What Are the Different Methods of Determining Derivatives Valuations?
Financial derivative product price risk, as an innovative trading method that uses contracts to lock future delivery prices, also faces the risk of incorrect price predictions. Since derivative products are targeted at native financial products, the price risk of financial derivative products is essentially a part of interest rate risk, exchange rate risk, and security price risk. However, as the transaction value of financial derivatives is generally large, small changes in their prices may cause significant losses and serious consequences. Therefore, the price risk of financial derivatives has aroused widespread concern in the financial community.
Financial Derivatives Price Risk
- Financial derivative product price risk refers to the possibility of loss in the transaction of financial derivative products due to the uncertainty of the price of the transaction object. Since the creation of financial derivatives in the 1970s, development has been exceptionally rapid. Its basic forms include forward agreements, financial futures, financial options and financial swaps.
- The basic forms of financial derivatives include financial futures, options, financial swaps and forwards. The corresponding financial derivative product price risks are financial futures price risk, financial Option price risk, financial swap price risk and forward agreement price risk. [1]
- Financial futures price risk refers to the possibility that an actor will suffer losses due to uncertain changes in the price of financial futures within the agreed time. If investors expect a certain type of financial futures price to rise, they tend to buy that type of futures in order to make a profit through delivery after the market price rises. However, if futures prices not only rise, but fall, they will have to close their positions at a lower market price or buy cash at a higher futures execution price, thereby incurring losses. The more the market price falls, the more losses they suffer. Conversely, if investors expect a certain type of financial futures price to fall, they often sell that type of futures in order to make a profit through delivery after the market price has fallen; however, if the futures price not only does not fall but rises, investors will have to You close your position at a higher market price or sell your existing stock at a lower futures execution price, thereby incurring losses. The more the market price rises, the more losses they suffer.
- Financial option price risk refers to the possibility of causing losses to investors due to the uncertainty of the price changes of basic products. However, the financial option price risk has different risk characteristics for the buyer and seller of the option. If the change in the price of the underlying product is not consistent with the expected direction of the option purchaser within the agreed time, the option purchaser can waive his right. In this way, the maximum loss he has suffered is the option fee paid; The buyer's expected direction is the same, but the favorable change in the price of the basic product is still not enough to cover the option fee, and the option purchaser can exercise the right to recover part of the loss; on the contrary, if the change in the price of the basic product is consistent with the expected direction of the option buyer, the option seller Will be in a very disadvantaged position, because for the option seller, the option contract only stipulates the obligations that he must perform, but does not give him any rights that can be exercised. Therefore, the greater the change in the price of the underlying security, the greater the potential loss for the option seller.
- Financial swap price risk refers to the possibility that an actor may suffer losses due to uncertain changes in the exchanged interest rate or currency exchange rate within the agreed period. In interest rate swaps, it is usually the exchange of fixed interest rate payment methods and floating interest rate payment methods. For a trader who pays a fixed interest rate after the swap, his expenditure is stable. Although there is a risk of relative losses due to the decline in market interest rates, this risk is relatively small. However, for a trader holding a floating interest rate after the swap, his expenditure will change accordingly as the market interest rate changes. If the market interest rate is higher than the fixed interest rate at the time of the swap, he will suffer losses. The higher the market interest rate, the greater the loss. In currency swaps, both parties to the swap may suffer losses due to uncertain changes in exchange rates and interest rates. The greater the changes in exchange rates and interest rates, the greater the possible losses.

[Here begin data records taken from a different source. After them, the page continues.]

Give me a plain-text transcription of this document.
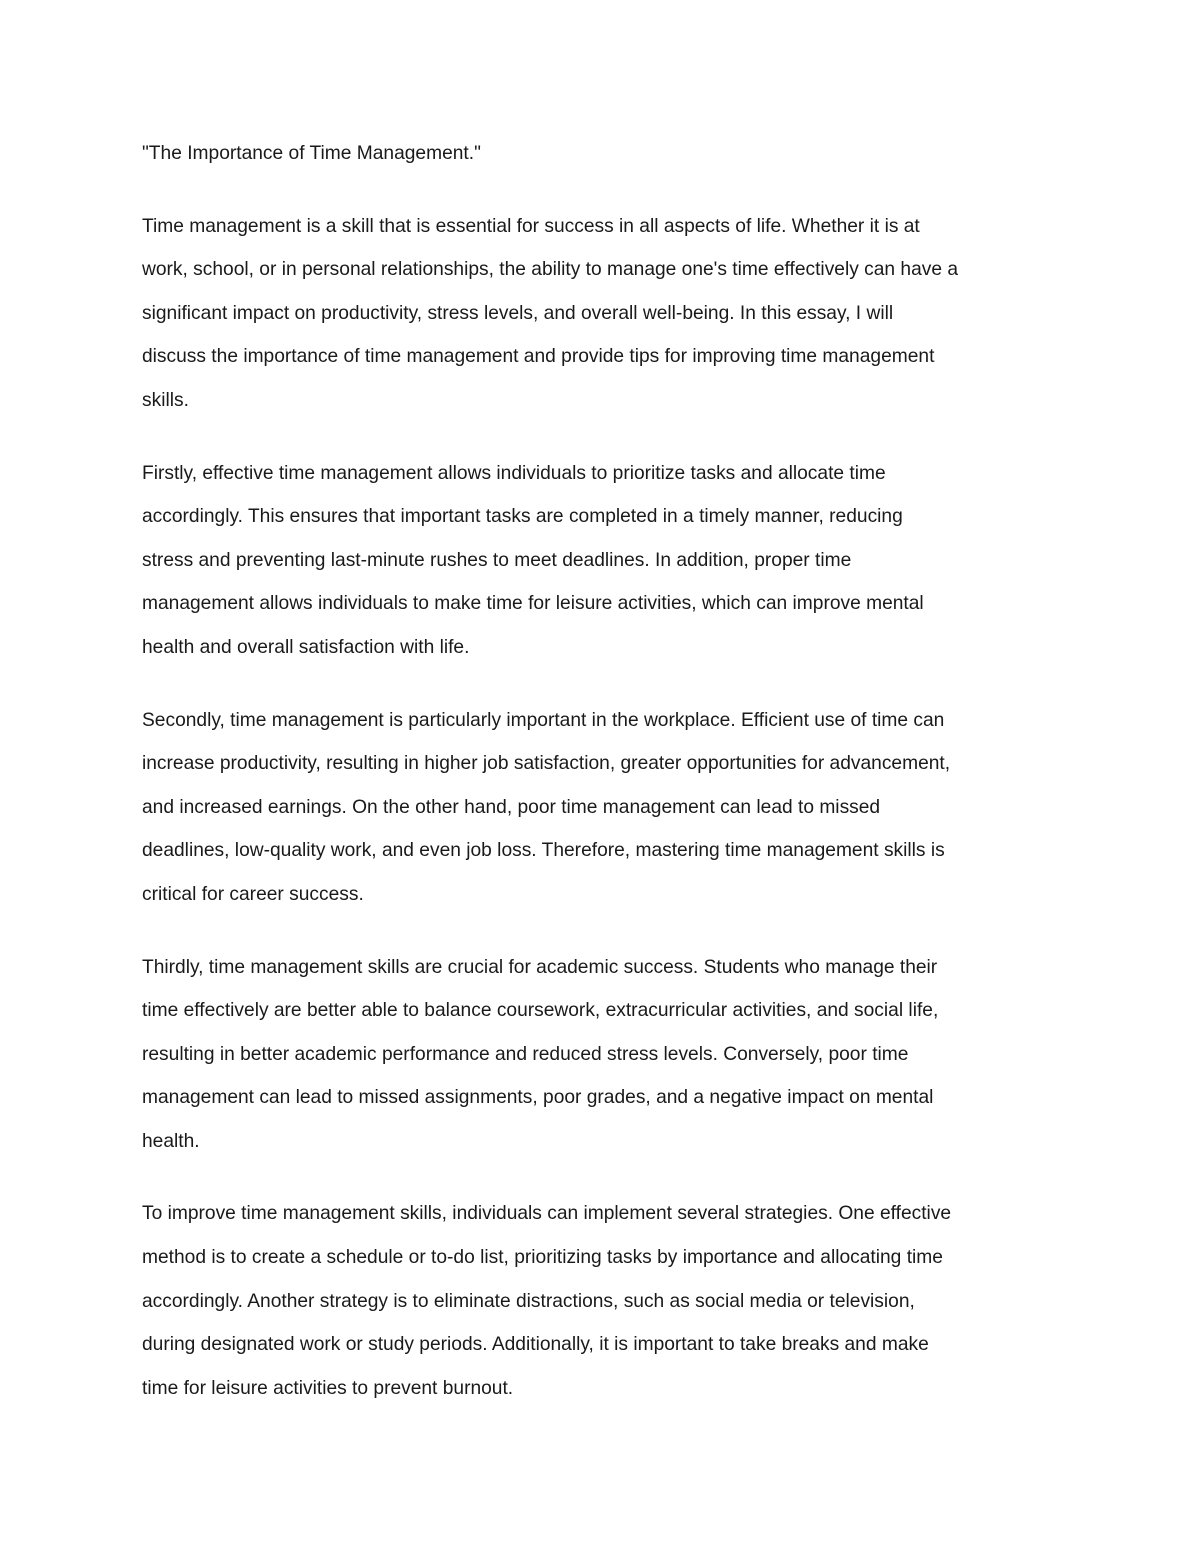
"The Importance of Time Management."

Time management is a skill that is essential for success in all aspects of life. Whether it is at
work, school, or in personal relationships, the ability to manage one's time effectively can have a
significant impact on productivity, stress levels, and overall well-being. In this essay, I will
discuss the importance of time management and provide tips for improving time management
skills.

Firstly, effective time management allows individuals to prioritize tasks and allocate time
accordingly. This ensures that important tasks are completed in a timely manner, reducing
stress and preventing last-minute rushes to meet deadlines. In addition, proper time
management allows individuals to make time for leisure activities, which can improve mental
health and overall satisfaction with life.

Secondly, time management is particularly important in the workplace. Efficient use of time can
increase productivity, resulting in higher job satisfaction, greater opportunities for advancement,
and increased earnings. On the other hand, poor time management can lead to missed
deadlines, low-quality work, and even job loss. Therefore, mastering time management skills is
critical for career success.

Thirdly, time management skills are crucial for academic success. Students who manage their
time effectively are better able to balance coursework, extracurricular activities, and social life,
resulting in better academic performance and reduced stress levels. Conversely, poor time
management can lead to missed assignments, poor grades, and a negative impact on mental
health.

To improve time management skills, individuals can implement several strategies. One effective
method is to create a schedule or to-do list, prioritizing tasks by importance and allocating time
accordingly. Another strategy is to eliminate distractions, such as social media or television,
during designated work or study periods. Additionally, it is important to take breaks and make
time for leisure activities to prevent burnout.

- Forward contracts include forward foreign exchange contracts and forward interest rate contracts. In forward foreign exchange transactions, if the spot exchange rate at the expiry date is higher than the contract exchange rate, the seller of the forward exchange contract will suffer losses; if the spot exchange rate at the expiry date is lower than the contract exchange rate, the The buyer will suffer losses. The greater the difference between the two exchange rates, the greater the loss suffered by one of them. The possibility of such losses due to uncertain changes in the spot exchange rate is the price risk of forward foreign exchange contracts. Similarly, the so-called price risk of a forward interest rate contract refers to the possibility that one party in the contract will suffer a loss due to an uncertain change in future actual interest rates relative to the contract interest rate.
- This shows that financial derivative product price risk is part of exchange rate risk, interest rate risk, and security price risk. However, since the transaction value of financial derivatives is generally large (ie, the risk exposure is very large), even small changes in their prices may cause significant losses and serious consequences. Therefore, the price risk of financial derivatives has aroused widespread concern in the financial community.